Background
The influence of colonial rule on global health and efforts to unpack is a growing area of concern for global health researchers. In Packard’s history of global health, he outlines how colonial rule and colonial medicine were inextricably entangled, setting the stage for a centralised, western biomedical worldview focused on short-term solutions.1 This same rationale would dictate decision-making and the focus of global health programmes and research even after the end of colonial rule. This culminated in magic bullet solutions, health interventions developed outside of the countries where the health problems exist, and little attention given to supporting the development of basic health services.1 However, as early as 1932, researchers recognised how a more decentralised approach to global health programmes would yield better long-term results.1
Atuire and Rutazibwa describe present day coloniality as a ‘way to engage colonialism in the present and anywhere (internally, bilaterally, globally) as a (re)production of extreme power inequality and the different institutions created to perpetuate this’,2 a description that characterises many sectors of global health today. They go further to describe decolonisation as ‘actively retrieving and cultivating agency in health and healthcare, including unearthing erased and delegitimised health systems’.2 Other contributors to this topic have further described decolonisation of global health as focused on digging out the deep roots of colonial structures and thinking which are not unique to global health in order to move towards an equitable and just world.3–5 Khan et al highlight how an arbitrary choice of interventions in both programmes and academic work or research topics, with little coordination or engagement with people on the receiving end, leads to top-down health programmes that cannot be sustained and perpetuate inequalities in communities.6
March 2020 marked the start of a seismic shift in how global health research, which we believe is intertwined with global health practice, would be carried out for the foreseeable future. In response to the risks posed by the COVID-19 pandemic, governments around the world introduced restrictions on movement, forcing many to adopt a new remote way of working. The pandemic also provided much for practitioners of global health to reflect on, such as which research projects are essential and how we protect those working in the sector. Senior practitioners in the sector outlined opportunities for change in a postpandemic world, with a particular focus on decolonising and decentralising global health as we ‘build back better’.7–9
The potential positive impact of making steps towards decolonising global health have been outlined with much greater vigour since the COVID-19 pandemic began, as this pandemic exposed the imbalances of power and risk that define the field.10 While there is a growing field of literature exploring the implications of COVID-19 for specific areas of research, little is known about how the COVID-19 pandemic has influenced changes in how global health researchers approach their work with respect to values, ways of working and priorities.11 12 One such implication is a departure from rigorous methodology such as in participatory research where methods such as social network analysis, typically done face to face, were done conducted online without a prior assessment of this would affect the results and interaction with participants.11
In response to Abimbola et al and other researchers’ calls to decentralise and decolonise global health, we wish to reflect on how COVID-19 did indeed offer opportunities to alter our practices and to share some ways in which our work during the Wellcome Trust funded POETIC (Provision of Essential Treatment in Critical Care in COVID-19) project allowed us to take further steps towards decolonising our research practices. Our experience as a multinational research team is particularly novel in that we worked across two high-income countries (HICs) (Sweden and the UK) and two lower-income and middle-income countries (LMICs) (Kenya and Tanzania) with strongly contrasting approaches to managing the pandemic.

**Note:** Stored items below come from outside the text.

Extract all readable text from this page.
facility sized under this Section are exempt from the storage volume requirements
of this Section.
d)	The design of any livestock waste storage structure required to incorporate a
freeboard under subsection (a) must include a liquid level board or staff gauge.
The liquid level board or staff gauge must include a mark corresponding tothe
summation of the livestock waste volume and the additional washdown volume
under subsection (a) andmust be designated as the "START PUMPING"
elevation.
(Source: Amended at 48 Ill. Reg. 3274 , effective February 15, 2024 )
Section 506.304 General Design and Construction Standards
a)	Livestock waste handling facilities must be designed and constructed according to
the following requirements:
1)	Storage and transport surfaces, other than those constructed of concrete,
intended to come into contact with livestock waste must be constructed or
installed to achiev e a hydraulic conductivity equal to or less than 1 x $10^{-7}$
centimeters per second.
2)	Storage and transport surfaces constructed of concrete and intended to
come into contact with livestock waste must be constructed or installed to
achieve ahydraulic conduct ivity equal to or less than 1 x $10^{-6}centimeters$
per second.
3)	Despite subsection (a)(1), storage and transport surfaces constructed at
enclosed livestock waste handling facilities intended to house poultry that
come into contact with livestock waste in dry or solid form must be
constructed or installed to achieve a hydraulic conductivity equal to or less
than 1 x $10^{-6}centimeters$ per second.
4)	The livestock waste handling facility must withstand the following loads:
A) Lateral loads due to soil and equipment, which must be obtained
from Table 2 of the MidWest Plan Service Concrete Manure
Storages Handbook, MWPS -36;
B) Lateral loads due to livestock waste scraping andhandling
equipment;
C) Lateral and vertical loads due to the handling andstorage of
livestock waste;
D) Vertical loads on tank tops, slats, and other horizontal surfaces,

In this paper, we, as authors, reflect on our experience during the POETIC project outlined in box 1. First, we will discuss how POETIC’s geographically dispersed teams and remote working approach forced us to partially reconfigure traditional power dynamics common in global health partnerships. Second, we will explore ethics in practice for the POETIC project and how the POETIC team navigated the situated ethics questions that emerged. The authors of this paper hope that by sharing our experience, we can further the process of developing a global health sector that is fair and truly representative.
A brief outline of the Provision of Essential Treatment in Critical Care in COVID-19 (POETIC) project and how it was intended to work45–47
POETIC project
The POETIC project is a Wellcome Trust funded ‘collaboration between institutions in Kenya, Tanzania, UK and Sweden to investigate critical care approaches including consensus generation, health economic analysis, health facility assessments, surveys and in-depth interviews of front-line health-workers and stakeholders, with the goal of output relevant to policy and improving critical care’.
The project focuses on investigating critical illness care in various hospitals in Kenya and Tanzania to understand the benefits that might be experienced if essential emergency and critical care was prioritised for all critically ill patients in hospitals in the two countries.